Running ar_sendmail in daemon mode
This command is pretty simple. All we do is run the ar_sendmail command from our terminal. To get a list of all the arguments you can pass to it, simply run ar_sendmail -h. For development purposes right now, I'm going to just have ar_sendmail one a single time, so we can test that everything is configured properly.
First, we can check out our email queue with this:
We will be shown a list of emails in our database that are ready to be sent. If you see emails in there, great! That means that ar_sendmail is properly querying our database. Now let's run it:
The arguments instruct it to run one time only (-o), and to be verbose about what it is doing (-v). If all goes well, you should see some emails appearing in your inbox!
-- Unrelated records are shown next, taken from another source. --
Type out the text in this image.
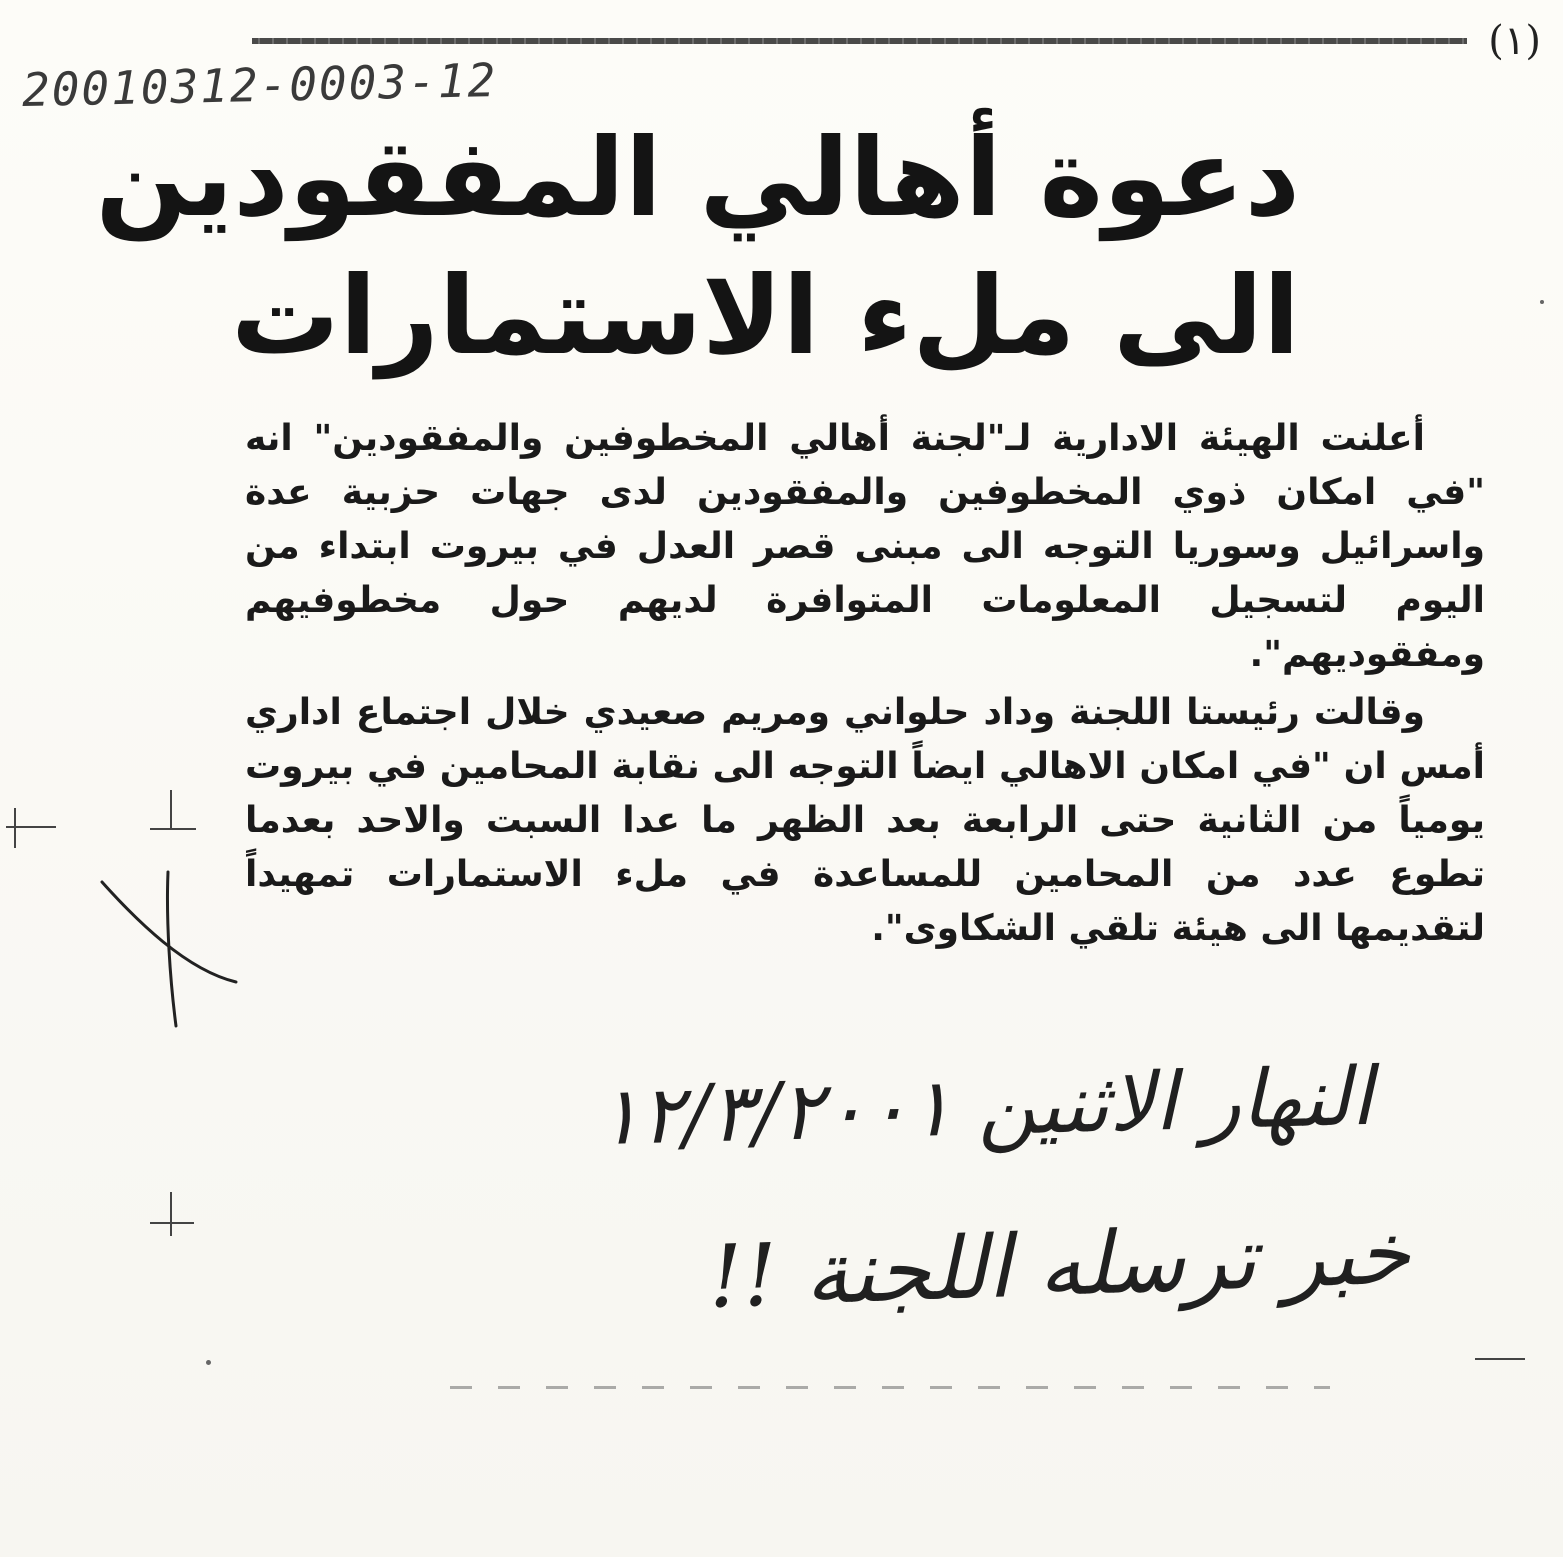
(١)
20010312-0003-12
دعوة أهالي المفقودين
الى ملء الاستمارات

أعلنت الهيئة الادارية لـ"لجنة أهالي المخطوفين والمفقودين" انه "في امكان ذوي المخطوفين والمفقودين لدى جهات حزبية عدة واسرائيل وسوريا التوجه الى مبنى قصر العدل في بيروت ابتداء من اليوم لتسجيل المعلومات المتوافرة لديهم حول مخطوفيهم ومفقوديهم".

وقالت رئيستا اللجنة وداد حلواني ومريم صعيدي خلال اجتماع اداري أمس ان "في امكان الاهالي ايضاً التوجه الى نقابة المحامين في بيروت يومياً من الثانية حتى الرابعة بعد الظهر ما عدا السبت والاحد بعدما تطوع عدد من المحامين للمساعدة في ملء الاستمارات تمهيداً لتقديمها الى هيئة تلقي الشكاوى".

النهار الاثنين ١٢/٣/٢٠٠١
خبر ترسله اللجنة !!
If you want it to run on a recurring basis on your development machine, set it to run in daemon mode and give it parameters to tell it how many to send in each burst, and how often. This, for example, will send 20 emails every 5 minutes:
ar_sendmail -d --batch-size 20 --delay 300
Running as a cron job on your production server
When we run ar_sendmail on our production server, we need to be a bit more specific in our command, to ensure that the proper application path and environment is used. As explained before, I prefer to run a cron job that commands ar_sendmail to run a single time, on a recurring basis. For our host, we are limited to 250 emails an hour. So, I will setup the cron job to run at 5 minute intervals. This means we can send 20 emails every 5 minutes, giving us the safe number of sending 240 per hour.
Here's my entry in my production server's crontab:
*/5 * * * * /usr/local/bin/ruby /usr/local/bin/ar_sendmail -o --batch-size 20 --chdir /home/myusername/myapplication --environment production
If you've read my cron job post, you'll understand this command pretty easily.
That's it, we're up and rolling with queued emails. But for some extra credit, a few neat things that I like to do is provide a section for the website administrator to manage their email queue. I let them see:
- A list of all emails that are in the queue
- A time estimate of how long it will take the remaining emails to be sent (we know how many we send an hour, so this is cake!)
- The ability to delete a single email from the queue
- The ability to clear the entire queue in case they mistakenly sent something and then realized there was a huge typo in the subject line
This kind of flexibility is easy to add and your customers will appreciate it!